The relatively short life of an office block has been demonstrated in a very vivid way in my own working life. Both the postwar buildings in which I started work at Kleinwort Benson were demolished and replaced in the 1980s.
How do investors estimate the likely growth rate of office rents? The CB Richard Ellis (formerly CB Hillier Parker) rent indices have been around for many years now, and offer some assistance. However, they are designed to indicate the market rent for Grade A space in an office centre, not the rent that would have been achieved on a specific building.
Landlords cannot, unfortunately, switch investments midstream if the building they own ceases to be the top space in a city. They are lumbered with their previous decision.
Cost calculation
The only real guide is whether it is economic to build anew. This is a combination of land value and building cost against the prevailing rent. Unfortunately, if you are the owner of a building of such age that it might be impossible to let it at any sensible rent, you have to see the land value as a sunk cost.
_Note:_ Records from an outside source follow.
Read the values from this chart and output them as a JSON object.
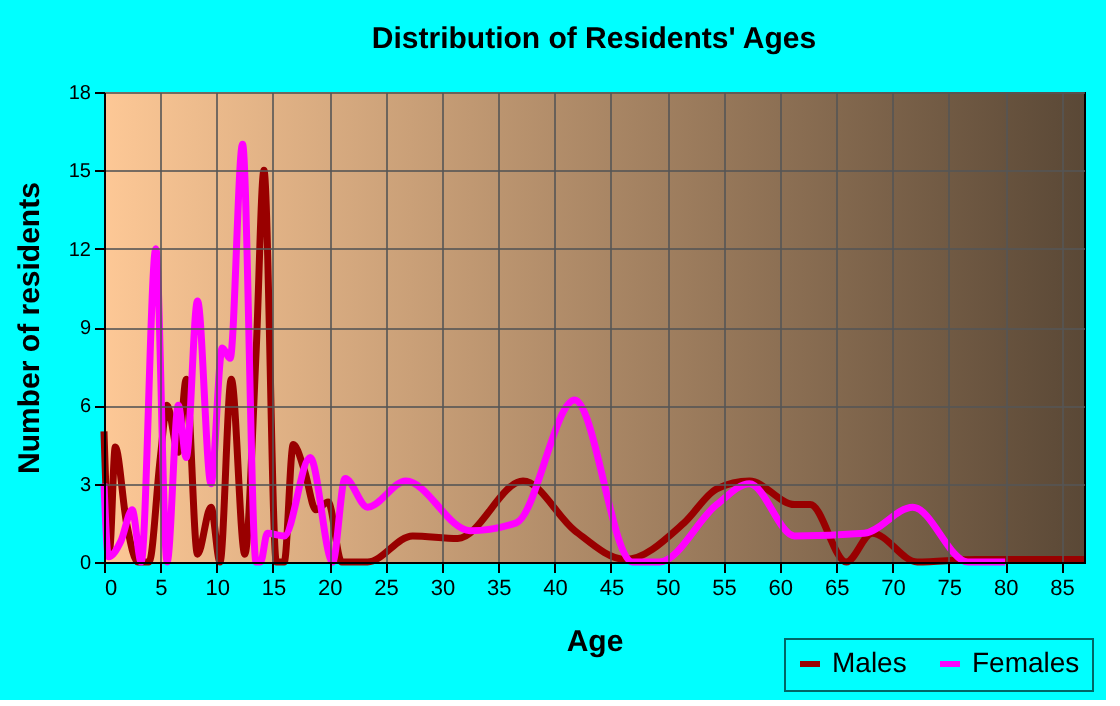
{
  "chart_data": {
    "type": "line",
    "title": "Distribution of Residents' Ages",
    "xlabel": "Age",
    "ylabel": "Number of residents",
    "xlim": [
      0,
      87
    ],
    "xticks": [
      0,
      5,
      10,
      15,
      20,
      25,
      30,
      35,
      40,
      45,
      50,
      55,
      60,
      65,
      70,
      75,
      80,
      85
    ],
    "ylim": [
      0,
      18
    ],
    "yticks": [
      0,
      3,
      6,
      9,
      12,
      15,
      18
    ],
    "grid": true,
    "legend": "bottom right",
    "series": [
      {
        "name": "Males",
        "color": "#990000",
        "x": [
          0,
          0.5,
          1,
          2,
          3,
          4,
          5,
          5.6,
          6.6,
          7.3,
          8.3,
          9.5,
          10.3,
          11.3,
          12.5,
          13.5,
          14.2,
          15.3,
          16,
          16.8,
          17.8,
          18.8,
          19.9,
          21.1,
          23.4,
          27.4,
          31.4,
          37.2,
          41.8,
          46.3,
          51.5,
          54.4,
          57.3,
          61.3,
          62.7,
          65.9,
          68.2,
          72.2,
          77.4,
          87
        ],
        "values": [
          5,
          0.5,
          4.4,
          1.5,
          0,
          0,
          4,
          6,
          4.2,
          7,
          0.3,
          2.1,
          0,
          7,
          0.3,
          8,
          15,
          0,
          0,
          4.5,
          3.5,
          2,
          2.3,
          0,
          0,
          1,
          0.9,
          3.1,
          1.2,
          0.1,
          1.5,
          2.8,
          3.1,
          2.2,
          2.2,
          0,
          1.1,
          0,
          0.1,
          0.1
        ]
      },
      {
        "name": "Females",
        "color": "#ff00ff",
        "x": [
          0,
          0.4,
          1.5,
          2.5,
          3.3,
          4.6,
          5.6,
          6.6,
          7.3,
          8.3,
          9.5,
          10.5,
          11.2,
          12.3,
          13.5,
          13.9,
          14.5,
          16,
          18.3,
          20.3,
          21.4,
          23.4,
          26.8,
          32.5,
          36.6,
          41.8,
          46.9,
          49.3,
          54.4,
          57.3,
          61.3,
          67.5,
          71.8,
          76.7,
          80
        ],
        "values": [
          3,
          0.2,
          0.8,
          2,
          0,
          12,
          0,
          6,
          4,
          10,
          3,
          8.2,
          7.8,
          16,
          0,
          0,
          1.1,
          1,
          4,
          0,
          3.2,
          2.1,
          3.1,
          1.2,
          1.5,
          6.2,
          0,
          0,
          2.2,
          3,
          1,
          1.1,
          2.1,
          0,
          0
        ]
      }
    ]
  }
}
The most extreme example of this was Tokyo in the 1980s and 1990s. The land cost for most landlords was minute, and lost in the mists of history. Consequently, the benefit of building a new skyscraper and achieving rents based on the much higher current land values was enormous. The result was a continuing stream of office developments even when the economy was in decline. Rents fell steadily through the 1990s to reflect the excess supply.
In most cities in the UK, the supply of new speculative development has already been curtailed. But it is far too soon to expect a rapid recovery in rents.
The worst in office redundancies may be over. That at least is a start. Investors in rack-rented offices have faced the worst returns of the three major investment areas, against shops and industrials, over the last two years.
Offices are highly cyclical investments and there have been several occasions when buying office investments has been a wonderful tactical ploy. I suspect it will be again, and some very shrewd investors have started bottom fishing. My conclusion is that office investments, unlike dogs, are for trading, not for life.